研究チームは、高い接着力が得られた理由として、高い自己凝集力をもつ材料を開発できたことを挙げた。高い自己凝集力を引き出すため、集積しやすいV字型の分子構造を採用している。これによって、カラムナー液晶という自己凝集力の高い材料を開発することができた。しかも、分子設計の最適化により、カラムナー液晶状態を示す温度を高温領域に調整したことで、耐熱接着を実現した。
一方、液晶状態を示す温度範囲(70〜135℃)で紫外光を照射すると、V字型の分子が形を変えて平面型となる。隣の分子に近づいたものは結合し、2量体を形成する。こうして生成された一部の2量体は不純物として働き、V字型分子の集積構造を壊す。この結果、接着力の強いカラムナー液晶が崩れ、液体となった混合物は大幅に接着力が低下するという。
仮固定用の接着材料として用いる場合、少ない光量で速やかに剥離されることが望ましい。

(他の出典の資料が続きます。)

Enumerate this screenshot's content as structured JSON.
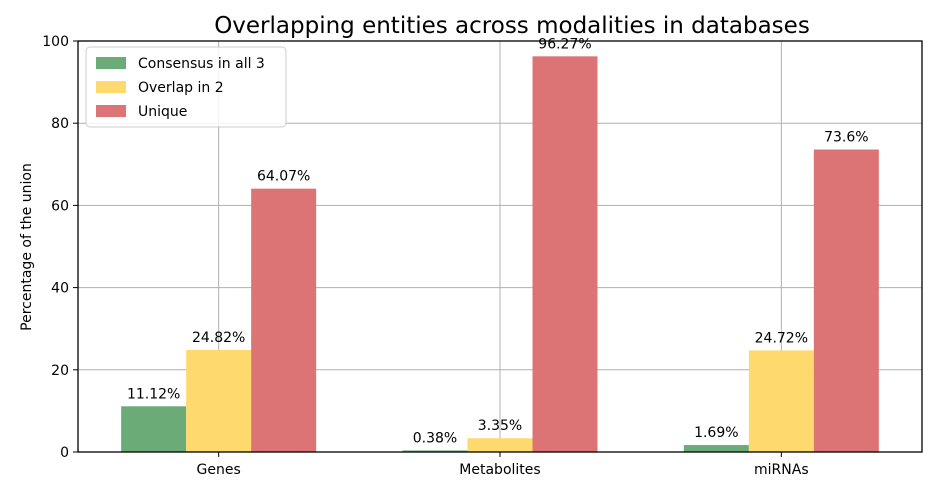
{
  "chart_data": {
    "type": "bar",
    "title": "Overlapping entities across modalities in databases",
    "xlabel": "",
    "ylabel": "Percentage of the union",
    "ylim": [
      0,
      100
    ],
    "yticks": [
      0,
      20,
      40,
      60,
      80,
      100
    ],
    "grid": true,
    "legend_position": "top-left",
    "categories": [
      "Genes",
      "Metabolites",
      "miRNAs"
    ],
    "series": [
      {
        "name": "Consensus in all 3",
        "color": "#6aab77",
        "values": [
          11.12,
          0.38,
          1.69
        ],
        "labels": [
          "11.12%",
          "0.38%",
          "1.69%"
        ]
      },
      {
        "name": "Overlap in 2",
        "color": "#fdd96e",
        "values": [
          24.82,
          3.35,
          24.72
        ],
        "labels": [
          "24.82%",
          "3.35%",
          "24.72%"
        ]
      },
      {
        "name": "Unique",
        "color": "#dc7374",
        "values": [
          64.07,
          96.27,
          73.6
        ],
        "labels": [
          "64.07%",
          "96.27%",
          "73.6%"
        ]
      }
    ]
  }
}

開発したライトメルト型接着材料を用いて行った評価試験では、ごく少量の使用でも紫外光により剥離することができ、光を照射した透明部材には剥離後に接着材料がわずかしか残らないことも分かった。
今回開発したライトメルト型接着材料技術は、「光液化材料を用いた仮固定接着」を大きく進展させる技術とみられている。スマートフォンなど透明な部材を高温で加工するような、さまざまな製造工程に利用される見通しだ。